A finite set always has a maximum and a minimum.

Question

I am pretty confident that this statement is true. However, I am not sure how to prove it. Any hints/ideas/answers would be appreciated.

Answer 1

Let $S = \{s_1, \ldots,s_n\}$ be a nonempty finite set of size $n > 0$. We will show by induction on $n \in \mathbb N$ that there exist some $m,M \in S$ such that for all $s \in S$, we have that $m \leq s \leq M$.

Base Case: For $n=1$, we have $S = \{s_1\}$, so taking $m = s_1$ and $M=s_1$ trivially satisfies the required condition.

Induction Hypothesis: Assume that the claim holds for $n=k$, where $k \geq 1$.

It remains to prove that the claim holds true for $n = k+1$. To this end, choose any set $S$ with $k+1$ elements, say $S = \{s_1 ,\ldots,s_k,s_{k+1}\}$. Now by the induction hypothesis, the subset: $$ S' = S \setminus \{s_{k+1}\} = \{s_1 ,\ldots,s_k\} $$ has a minimum element and a maximum element. That is, we know that there exists some $m',M' \in S'$ such that for all $s' \in S'$, we have that $m' \leq s' \leq M'$. Now observe that $s_{k+1}$ must fall under $1$ of $3$ cases:

Case 1: Suppose that $s_{k+1} < m'$. Then take $m = s_{k+1}$ and $M=M'$. To see why this works, observe that any element in $S$ is either $s_{k+1}$ or some $s' \in S'$, and: $$ m = s_{k+1} < m' \leq s' \leq M' =M $$

Case 2: Suppose that $m' \leq s_{k+1} \leq M'$. Then take $m = m'$ and $M=M'$. To see why this works, observe that any element in $S$ is either $s_{k+1}$ or some $s' \in S'$, and: $$ m = m' \leq s_{k+1} \leq M' = M $$ $$ m = m' \leq s' \leq M' = M $$

Case 3: Suppose that $s_{k+1} > M'$. Then take $m =m'$ and $M=s_{k+1}$. To see why this works, observe that any element in $S$ is either $s_{k+1}$ or some $s' \in S'$, and: $$ m = m' \leq s' \leq M' < s_{k+1} = M $$

Hence, we have shown that $S$ has a minimum and maximum element, as desired.

Answer 2

Let $F$ be a finite set. if $F$ is $\{x\} $ then we are done since we vacouly have $x \geq x $ and hence $x = \max \{ x \} $. If $F = \{ a_1 ,... a_n \} $. assume they are different, otherwise we are back again to singleton case. Now, take $a_1$. IF $a_1 $ is greater than any other $a_i$ then set $a_1 = \max F $ and we are done. IF not, take $a_2$, and repeat previous step. Continue in this manner inductively. Eventually, we get the max.

Answer 3

One needs to be careful about the set where to work, and the definition of the ordering. If the set is well ordered, then the above proof works fine. Otherwise, it can happen that there is a supremum, but not a maximum. We can, for example, consider the partial ordering on the set of $2\times 2$ real-valued matrices, where two matrices $A$ and $B$ are such that $A\le B$ if and only if all the entries of $B-A$ are non-negative.
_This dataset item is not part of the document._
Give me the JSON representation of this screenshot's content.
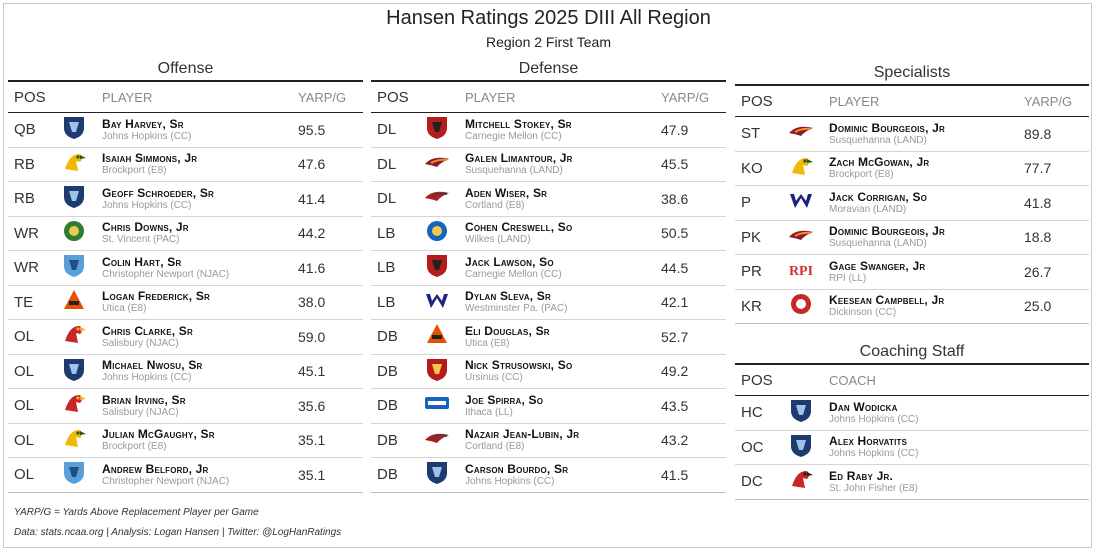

With the above-mentioned order relation and set, we consider the subset $$ E = \left\{ \begin{pmatrix} 1 & 0 \\ 0& 0 \end{pmatrix}, \begin{pmatrix} 0 & 0 \\ 0& 1 \end{pmatrix} \right\} .$$

We can see that $E$ is bounded from above (by $ \begin{pmatrix} 1 & 0 \\ 0& 1 \end{pmatrix}$ for example), and from below( by $\begin{pmatrix} 0 & 0 \\ 0& 0 \end{pmatrix}$ for example). However, the two elements of $E$ are not comparable using the defined order relation, so none of them is the maximum.